Born in Flagstaff Cottage, Lamorna  (the eldest daughter of Samuel John Lamorna BIRCH and Houghton VIVIAN), she was often painted by the artists of the Newlyn colony and their visitors (such as Laura KNIGHT and Harold KNIGHT, Thomas Cooper GOTCH, Augustus Edwin JOHN, etc).   Mornie and her sister Joan both showed handicrafts, along with their mother, at the Newlyn Art Gallery in the 1920s and 30s, and both were to develop talents in watercolour and oils.   Her beloved Lamorna featured regularly in her work, and she also specialised in flower painting. She was educated at Badminton School, Bristol, taking some classes at Bristol School of Art.

In 1939 Mornie and her husband Jimmy (James Lennox Kerr, the writer) returned to Cornwall from Scotland where they had settled, and where she was taking further art lessons in Paisley. Following her mother's death in 1944, she and Jimmy ran the family home of Flagstaff on the cliffs above Lamorna Cove, looking after her father there until his death in 1955.

A friend to many artists of her father's circle, including a lifelong friendship with Laura KNIGHT, she exhibited regularly in mixed shows at Newlyn.  She was Chairman of Council (1953-5), becoming Hon President following her father's death that same year. 

Jimmy died in 1963, and she continued painting, setting up a teaching and painting circle which continued under her supervision until her death at Lamorna in 1990.

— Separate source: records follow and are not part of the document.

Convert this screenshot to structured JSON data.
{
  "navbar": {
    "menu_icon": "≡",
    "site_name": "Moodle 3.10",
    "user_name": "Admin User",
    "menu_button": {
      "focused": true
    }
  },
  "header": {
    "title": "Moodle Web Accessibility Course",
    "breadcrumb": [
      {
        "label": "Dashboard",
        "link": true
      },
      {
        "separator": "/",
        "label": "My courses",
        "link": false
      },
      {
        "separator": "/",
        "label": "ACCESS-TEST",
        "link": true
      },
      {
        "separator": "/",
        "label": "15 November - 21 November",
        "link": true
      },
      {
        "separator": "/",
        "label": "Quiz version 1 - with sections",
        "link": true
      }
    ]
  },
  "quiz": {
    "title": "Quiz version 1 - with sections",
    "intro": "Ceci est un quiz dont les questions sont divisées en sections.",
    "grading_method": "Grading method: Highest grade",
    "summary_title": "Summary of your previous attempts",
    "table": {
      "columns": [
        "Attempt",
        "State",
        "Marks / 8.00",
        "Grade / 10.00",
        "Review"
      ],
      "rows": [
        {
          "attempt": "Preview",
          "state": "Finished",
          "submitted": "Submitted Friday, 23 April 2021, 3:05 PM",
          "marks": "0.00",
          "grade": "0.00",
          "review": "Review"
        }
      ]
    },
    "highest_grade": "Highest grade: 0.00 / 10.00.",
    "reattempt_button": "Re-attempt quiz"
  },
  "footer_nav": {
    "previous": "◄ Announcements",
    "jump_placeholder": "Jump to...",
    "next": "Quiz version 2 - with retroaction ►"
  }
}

Their work was displayed annually at the Lamorna Village Hall, where the series continues to the present day.  An E L Kerr Archive is kept in the WCAA, gathered for a small Retrospective mounted at the Jamieson Library, Newmill by friends in 1990. Carn Gloose was exhibited at Penlee (2002), and Still life with Jug was sold in 2004 at the Queens Hotel, Penzance Auction for the WCAA Establishment Fund.

A biographical memoir, In Time & Place, Lamorna, was published in 1994 by her friend and pupil, Melissa Hardie, and is based upon her long life among the artists of the West Cornwall area.  It is largely abstracted within Artists in Newlyn & West Cornwall: Dictionary and sourcebook (2009). She is buried near her father and her friend Pog YGLESIAS in the burial ground at Paul.

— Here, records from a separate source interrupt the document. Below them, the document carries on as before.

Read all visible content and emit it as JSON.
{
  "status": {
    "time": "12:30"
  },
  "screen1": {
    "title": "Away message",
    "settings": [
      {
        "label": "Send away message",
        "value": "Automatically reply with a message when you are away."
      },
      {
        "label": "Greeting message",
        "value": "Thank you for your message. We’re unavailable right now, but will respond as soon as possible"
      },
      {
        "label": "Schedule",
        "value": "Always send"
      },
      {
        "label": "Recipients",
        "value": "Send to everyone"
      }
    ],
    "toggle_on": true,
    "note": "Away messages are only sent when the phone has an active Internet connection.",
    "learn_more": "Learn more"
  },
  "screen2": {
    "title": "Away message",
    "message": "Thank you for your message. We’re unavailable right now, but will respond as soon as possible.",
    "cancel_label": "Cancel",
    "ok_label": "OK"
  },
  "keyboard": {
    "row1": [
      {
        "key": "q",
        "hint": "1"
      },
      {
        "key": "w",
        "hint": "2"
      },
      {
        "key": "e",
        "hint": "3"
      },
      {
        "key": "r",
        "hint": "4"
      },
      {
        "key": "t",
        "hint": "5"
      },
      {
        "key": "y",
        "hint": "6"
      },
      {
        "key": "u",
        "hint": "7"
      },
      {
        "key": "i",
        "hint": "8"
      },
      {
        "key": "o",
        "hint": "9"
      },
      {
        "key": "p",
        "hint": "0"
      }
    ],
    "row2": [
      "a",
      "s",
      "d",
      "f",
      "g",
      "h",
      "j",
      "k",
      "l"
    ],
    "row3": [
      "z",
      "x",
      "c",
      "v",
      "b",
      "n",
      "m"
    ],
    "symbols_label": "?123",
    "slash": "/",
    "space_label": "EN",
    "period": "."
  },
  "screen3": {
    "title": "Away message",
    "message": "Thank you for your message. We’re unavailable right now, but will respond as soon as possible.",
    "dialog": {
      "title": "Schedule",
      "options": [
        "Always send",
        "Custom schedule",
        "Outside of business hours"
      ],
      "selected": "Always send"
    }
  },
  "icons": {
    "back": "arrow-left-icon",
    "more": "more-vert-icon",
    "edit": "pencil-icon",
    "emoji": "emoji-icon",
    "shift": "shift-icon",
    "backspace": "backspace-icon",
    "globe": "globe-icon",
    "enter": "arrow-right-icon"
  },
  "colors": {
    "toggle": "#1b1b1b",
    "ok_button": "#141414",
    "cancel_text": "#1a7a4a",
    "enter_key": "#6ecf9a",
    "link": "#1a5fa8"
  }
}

Her son Adam KERR, and his artist wife Judith KERR, keep the artistic traditions of Flagstaff Cottage, Lamorna alive for the area, with Adam serving as President of the Lamorna Society of Artists who work and exhibit together in the Valley.  Many of Mornie's former pupils are working today.

Houghton BIRCH

1869—1944

Houghton was a daughter of the prominent local mine-owning family, the Vivians of Camborne, and was born there. She was educated in Truro and qualified in London as a nursery nurse.   Returning to Cornwall, she wrote asking Samuel John Lamorna BIRCH for painting lessons (1902) and then married him in August of the same year. He gave her the affectionate name of Mouse. Her paintings were mostly in watercolour and contain detailed studies of rocks, trees, landscapes and coastal scenes.

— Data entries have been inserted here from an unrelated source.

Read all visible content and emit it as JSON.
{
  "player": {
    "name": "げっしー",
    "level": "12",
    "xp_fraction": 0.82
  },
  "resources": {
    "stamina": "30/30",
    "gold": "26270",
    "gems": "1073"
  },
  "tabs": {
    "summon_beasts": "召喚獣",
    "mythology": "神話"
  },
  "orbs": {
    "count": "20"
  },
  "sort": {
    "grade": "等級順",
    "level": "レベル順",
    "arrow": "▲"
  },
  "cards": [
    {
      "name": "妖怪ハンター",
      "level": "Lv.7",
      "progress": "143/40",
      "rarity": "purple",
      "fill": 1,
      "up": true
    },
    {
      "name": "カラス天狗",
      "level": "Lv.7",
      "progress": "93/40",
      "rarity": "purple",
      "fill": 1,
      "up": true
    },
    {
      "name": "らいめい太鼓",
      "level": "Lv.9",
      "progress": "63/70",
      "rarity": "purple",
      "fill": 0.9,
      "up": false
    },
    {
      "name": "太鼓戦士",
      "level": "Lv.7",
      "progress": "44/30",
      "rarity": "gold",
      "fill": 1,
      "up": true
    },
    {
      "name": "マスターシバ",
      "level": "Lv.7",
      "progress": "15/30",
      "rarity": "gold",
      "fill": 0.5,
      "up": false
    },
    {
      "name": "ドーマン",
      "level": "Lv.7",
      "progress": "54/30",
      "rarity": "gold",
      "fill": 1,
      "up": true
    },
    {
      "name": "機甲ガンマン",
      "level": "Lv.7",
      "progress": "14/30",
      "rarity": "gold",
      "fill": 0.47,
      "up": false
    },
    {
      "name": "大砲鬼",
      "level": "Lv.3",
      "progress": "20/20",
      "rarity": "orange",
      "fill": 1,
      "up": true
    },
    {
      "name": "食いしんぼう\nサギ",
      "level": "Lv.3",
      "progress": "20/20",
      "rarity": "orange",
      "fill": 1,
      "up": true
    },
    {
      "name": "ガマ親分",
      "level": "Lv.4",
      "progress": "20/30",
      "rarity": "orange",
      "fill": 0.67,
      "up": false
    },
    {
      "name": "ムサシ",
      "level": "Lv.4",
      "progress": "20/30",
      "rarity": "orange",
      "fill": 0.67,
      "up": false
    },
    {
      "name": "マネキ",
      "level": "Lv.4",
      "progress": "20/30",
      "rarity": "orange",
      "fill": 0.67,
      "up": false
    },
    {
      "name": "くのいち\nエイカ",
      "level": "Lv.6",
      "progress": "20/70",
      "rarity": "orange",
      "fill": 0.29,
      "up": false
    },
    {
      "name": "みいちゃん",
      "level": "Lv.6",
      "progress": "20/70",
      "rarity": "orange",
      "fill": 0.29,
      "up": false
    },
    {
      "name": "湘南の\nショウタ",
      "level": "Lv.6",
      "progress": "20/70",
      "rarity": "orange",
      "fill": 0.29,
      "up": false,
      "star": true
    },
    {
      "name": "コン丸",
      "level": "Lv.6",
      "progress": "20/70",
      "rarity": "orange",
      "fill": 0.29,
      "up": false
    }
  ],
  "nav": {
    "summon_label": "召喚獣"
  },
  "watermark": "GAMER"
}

She was mother to Joan Houghton BIRCH and Elizabeth Lamorna BIRCH, both also painters, and made and exhibited crafts and the occasional painting at the Newlyn Art Gallery (with her husband and daughters), and two landscapes at the St Ives Society of Artists (1935).  In 1937 at NAG she exhibited a painting Carn Barges. A work in pencil, Cottage at Lamorna (Private Collection), was exhibited at Penlee House (2002).  An outlet for her craftwork and that of her daughters and their friend, Pog YGLESIAS, was their 'craft shop' set up - mainly during the summers - at the bottom of the drive leading up to Flagstaff Cottage in Lamorna. It was more a creative venture than a lucrative one, adding to the sense of community Lamorna always engendered.